Original Traceback (most recent call last):
  File "/home/bear/miniconda3/envs/DGL/lib/python3.8/site-packages/dgl/dataloading/dataloader.py", line 377, in _prefetcher_entry
    batch = next(dataloader_it)
  File "/home/bear/miniconda3/envs/DGL/lib/python3.8/site-packages/torch/utils/data/dataloader.py", line 652, in __next__
    data = self._next_data()
  File "/home/bear/miniconda3/envs/DGL/lib/python3.8/site-packages/torch/utils/data/dataloader.py", line 692, in _next_data
    data = self._dataset_fetcher.fetch(index)  # may raise StopIteration
  File "/home/bear/miniconda3/envs/DGL/lib/python3.8/site-packages/torch/utils/data/_utils/fetch.py", line 40, in fetch
    return self.collate_fn(data)
  File "/home/bear/miniconda3/envs/DGL/lib/python3.8/site-packages/dgl/dataloading/dataloader.py", line 537, in __call__
    batch = self.sample_func(self.g, items)
  File "/home/bear/miniconda3/envs/DGL/lib/python3.8/site-packages/dgl/dataloading/base.py", line 244, in sample
    return self.assign_lazy_features(result)
  File "/home/bear/miniconda3/envs/DGL/lib/python3.8/site-packages/dgl/dataloading/base.py", line 235, in assign_lazy_features
    set_src_lazy_features(blocks[0], self.prefetch_node_feats)
  File "/home/bear/miniconda3/envs/DGL/lib/python3.8/site-packages/dgl/heterograph.py", line 2232, in __getitem__
    raise DGLError('Invalid key "{}". Must be one of the edge types.'.format(orig_key))
dgl._ffi.base.DGLError: Invalid key "0". Must be one of the edge types.

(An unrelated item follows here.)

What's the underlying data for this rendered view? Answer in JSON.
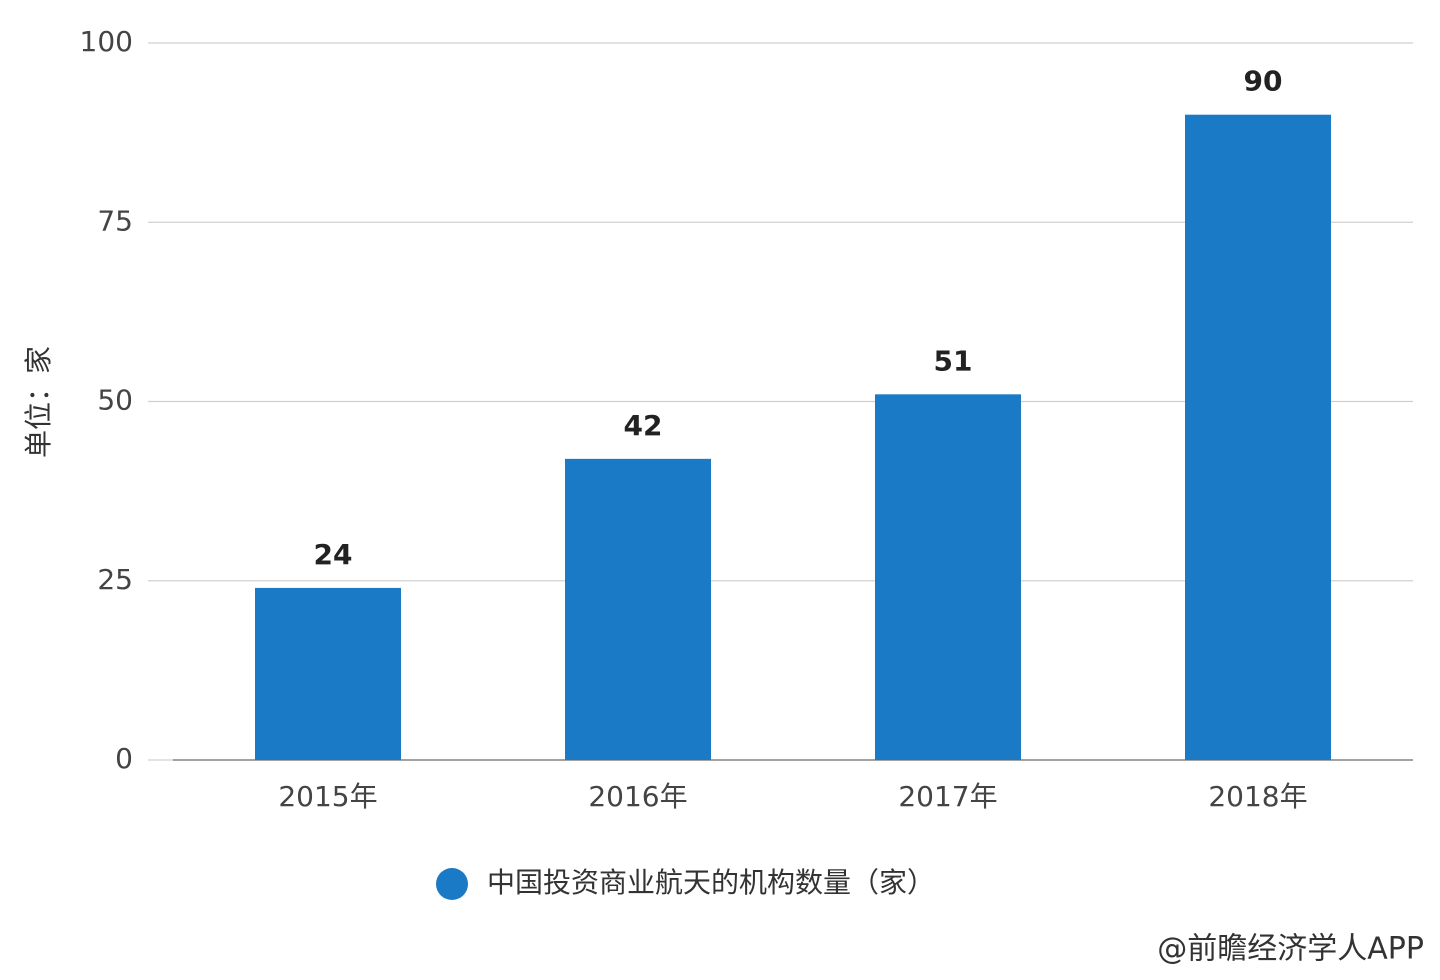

Hi, this is because sample_blocks requires return a triplet input_nodes, output_nodes, blocks, and another missing place is super initialization, try this code:

class PinSAGESampler(dgl.dataloading.BlockSampler):
    def __init__(self, g, random_walk_length, random_walk_restart_prob, num_random_walk, num_neighbor, num_layer):
        super().__init__()
        self.g = g
        self.num_layer = num_layer
        self.sampler = dgl.sampling.RandomWalkNeighborSampler(
            g, random_walk_length, random_walk_restart_prob, num_random_walk, num_neighbor)

    def sample_blocks(self, _, seed_nodes, exclude_eids=None):
        output_nodes = seed_nodes
        blocks = []
        for _ in range(self.num_layer):
            frontier = self.sampler(seed_nodes)
            block = dgl.to_block(frontier, seed_nodes)
            seed_nodes = block.srcdata[dgl.NID]
            blocks.insert(0, block)
        return seed_nodes, output_nodes, blocks

This topic was automatically closed 30 days after the last reply. New replies are no longer allowed.